Less than 100 days have passed since the start of the Trump administration and yet drastic changes are beginning to occur on both the domestic and international level. The mind behind this symphony of patriotism and doom to foes abroad also happens to be the man with many duties: A duty to his family, to his people, and to the world around him. Therefore, it can be difficult to make conclusions about President Trump, whose values and opinions make his political approach ambiguous. However, I believe that Trump’s actions and his approach to the presidency can be summed up by the following motifs: Family, feelings, and foes– which I call the Three Fs.
We all know Trump’s profound love for his family. And it is Trump’s love for his family that led him to bring some of his family members at the forefront of American policy for the next four years. Both Jared Kushner and Ivanka Trump play a role in Trump’s presidency, the former as a senior adviser and the latter as an unpaid employee.
It is hard to tell how much of a role Mrs. Trump or Mr. Kushner have had in many of the policies implemented by President Trump. But it can be assumed that Trump trusts them more than most of his advisors and associates. We can see how this trust plays a role in the ongoing, ideological feud between chief strategist Steve Bannon and Kushner to play out. Over the next several weeks, I anticipate that either Trump will publicly pick Kushner’s side out of respect for his family or Kushner will be able to outduel Bannon, who faces the possibility of becoming somewhat of an afterthought in the White House.
We have seen Trump display a spectrum of feelings, and his multifaceted personality makes him quite unique. Feelings have everything to do with solidifying his position on family and foes.
Trump’s carefree display of emotions is a representation of his transparency with the public (sometimes). He conveys his emotions through social media and occasional press conferences as he tries to make sure that the American public understands his views.

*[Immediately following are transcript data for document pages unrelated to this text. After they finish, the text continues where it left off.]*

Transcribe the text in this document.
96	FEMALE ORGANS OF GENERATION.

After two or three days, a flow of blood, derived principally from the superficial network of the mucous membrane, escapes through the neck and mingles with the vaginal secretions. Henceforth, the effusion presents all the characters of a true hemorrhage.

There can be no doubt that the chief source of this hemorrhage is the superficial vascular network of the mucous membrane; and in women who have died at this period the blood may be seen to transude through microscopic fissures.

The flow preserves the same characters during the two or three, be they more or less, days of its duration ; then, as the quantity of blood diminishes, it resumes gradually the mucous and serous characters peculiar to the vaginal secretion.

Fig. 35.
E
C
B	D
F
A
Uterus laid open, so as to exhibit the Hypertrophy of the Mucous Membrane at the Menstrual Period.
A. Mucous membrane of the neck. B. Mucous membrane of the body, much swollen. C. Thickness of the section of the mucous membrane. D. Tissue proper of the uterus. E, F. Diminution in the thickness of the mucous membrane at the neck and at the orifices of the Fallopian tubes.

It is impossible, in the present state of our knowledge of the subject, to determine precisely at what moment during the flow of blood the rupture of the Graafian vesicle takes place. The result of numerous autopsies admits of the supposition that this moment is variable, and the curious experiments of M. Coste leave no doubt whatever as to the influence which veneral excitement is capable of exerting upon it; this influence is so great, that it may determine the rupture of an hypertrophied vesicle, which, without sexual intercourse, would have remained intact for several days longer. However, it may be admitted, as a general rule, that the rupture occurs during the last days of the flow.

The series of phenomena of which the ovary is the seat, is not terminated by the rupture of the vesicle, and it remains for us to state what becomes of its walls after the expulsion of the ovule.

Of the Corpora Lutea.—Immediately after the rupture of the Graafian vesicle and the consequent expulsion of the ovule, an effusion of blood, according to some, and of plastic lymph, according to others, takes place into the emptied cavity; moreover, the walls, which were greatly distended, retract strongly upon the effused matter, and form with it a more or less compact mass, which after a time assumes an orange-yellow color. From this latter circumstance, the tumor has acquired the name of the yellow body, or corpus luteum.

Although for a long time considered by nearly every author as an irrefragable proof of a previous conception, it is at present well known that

Of course, these mixed feelings also come with wavering positions on policy. Trump advised against directly striking Syria before, yet he authorized a strike on Syria last week. He promised to investigate Hillary Clinton during the presidential campaign and now Clinton is basically an afterthought in Trump’s presidential persona.
He may not be a mastermind politician or an intellectual with a compelling philosophy, but President Trump is certainly a strong and capable leader with his high level of emotion– and to a certain extent– his decisiveness. His resolve is hardened by his sense of duty to the people he serves and the threats he must face with. But Trump’s fierce resilience remains. I expect that he will continue to fight for many of the policies he promised to enact during the presidential campaign.
Part of the strength of his feelings is his vocal opposition to opponents that threaten national security or humanitarian laws. Thus, Trump has been determined to strictly enforce rules that protect the nation and serve the interest of America.
Trump has been flexing America’s military power in manner that can be likened to a nationalist hardliner who loves to beat down others with sheer superiority. For instance, Trump came up with an executive order twice to ban people from some Muslim-majority countries to demonstrate his opposition of radical Islam. Trump’s response to North Korea’s increased level of military activities has been very forward. Trump had also instructed a partially effective attack on a Syrian airfield last week, which was a message to the Assad regime that the United States would not tolerate the use of chemical weapons in war. I expect more aggravation and less diplomacy as Trump continues to address America’s foes in a militaristic manner.
The Three Fs Could be the Key to Trump’s Heart.
Perhaps this was an oversimplification of Trump’s psyche. But with the information we can gather about Trump during his few months in office, we might be able to predict how Trump would act in given circumstances. Of course, let’s forget the idea that speculating what Trump does or does not do might not be the efficient use of our time; however, if we can understand what provokes or motivates him to act, then there can be ways to convince Trump to reconsider his position on important issues. Knowing how Trump’s mind works doesn’t mean that Trump is going to embrace ideals like global warming right away. But if we push ideas such as climate change on the people Trump cares about, namely Ivanka and Jared Kushner, Trump might reconsider his positions on these issues. In other words, understanding what Trump values most will help us construct ways with which we can interact with a president that otherwise makes communication very difficult.